In my Private Equity experience, we only signed an LOI when we were truly committed to the company, ready to allocate resources, and prepared for in-depth analysis. Casual LOI signing damages credibility, as has been observed in certain markets where the Search Fund model is more developed. As investors, beyond providing support, we must also guide searchers in following best practices to maintain the integrity and reputation of the market.

Once a searcher identifies a potentially attractive company, several key factors can help close the transaction. When conversing with a business owner considering selling, it is crucial to understand which stage of the process you are in. Negotiation is essential when dealing with a business owner, and there should be no fear of it. Both parties are in that phase and will use their best resources to achieve their objectives. It is far worse to avoid negotiating out of fear that the seller might walk away, only to present the potential acquisition to investors, and have them point out that the terms are not optimal, but the company looks promising, forcing you to renegotiate specific points. Returning to the negotiating table without a clear reason, when the seller is no longer in a negotiation mindset, significantly increases the risk of the deal falling apart compared to negotiating effectively at the right moment.

Involving investors early, before incurring advisor costs, is also essential. This allows for early feedback on whether the deal is promising. If handled well, this leads to the next step: Financial Due Diligence (FDD)

Lately, I’ve seen FDDs that are poorly structured and fail to address or analyze the real issues within a company or the key areas that require thorough understanding. The problem is not with the firms conducting the work (most of them generally do a good job), but rather with the scope of the FDDs.

Poorly scoped FDDs are a recurring issue in Search Funds, often due to budget constraints. However, going back to my previous points, if negotiations have been handled correctly, the opportunity has been presented to investors in advance, and there is reasonable confidence in the deal, there should be no hesitation in spending more capital. What´s the reasoning behind saving a few thousand € in a deal worth tens of millions? Investing in a comprehensive FDD increases the chances of closing the deal and provides confidence. If red flags emerge that halt the transaction, it’s money well spent.

Search Fund transactions take months, and ensuring the most up-to-date current trading data before closing is vital; this should be covered in the scope of the FDD. If this step is not taken, the transaction should not proceed. Current trading provides reassurance that the conclusions drawn from the analysis of the company’s trajectory remain valid. If there have been any changes or new developments, it is critical to ask why and wait until clear answers are available before closing.

Ultimately, these points—and many others—are critical to finding a great company and closing a successful transaction.
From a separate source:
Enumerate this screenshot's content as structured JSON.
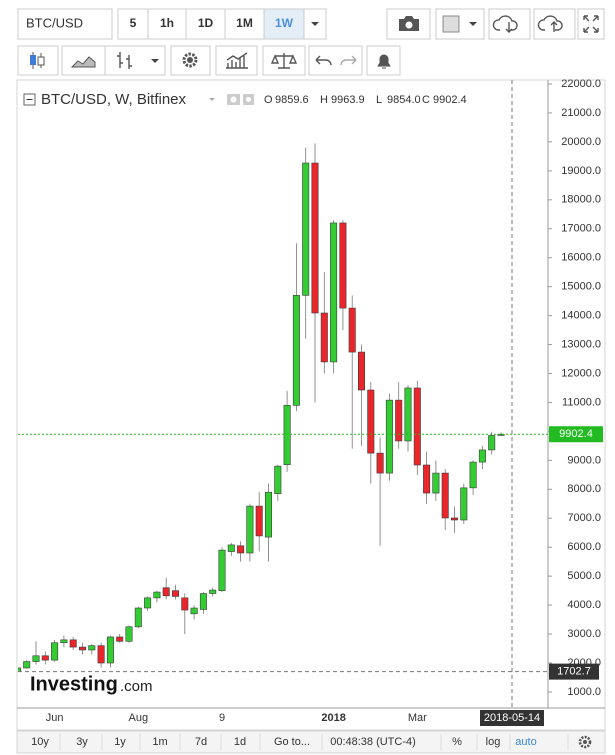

Investors strive to equip searchers with the necessary resources to make confident decisions. It’s better to walk away from a deal that isn’t materializing and refocus than to force a flawed transaction, which wastes both time and resources.

In conclusion, it’s impossible to predict success with certainty, but processes can provide a high level of confidence. Luck and momentum also play significant roles, though I’m not a big fan of relying on them.

However, finding a company and satisfactorily closing a transaction doesn’t guarantee anything. For investors, the most crucial aspect of the searcher journey is identifying future exceptional CEOs who will manage, lead, and successfully grow an SME. This is vital. Managing and scaling an SME with €10 million in revenue, lacking professionalization, operating in multiple countries, and overseeing a team of around 50 employees is complex. It requires experience and skills that not everyone possesses.

Once the deal closes, the real challenge begins. Within a month, the searcher transitions into the CEO role, reports to seasoned Board of Directors, and manages the expectations of investors who’ve committed significant capital. The searcher cannot afford to fail—but that’s an interesting topic for another article.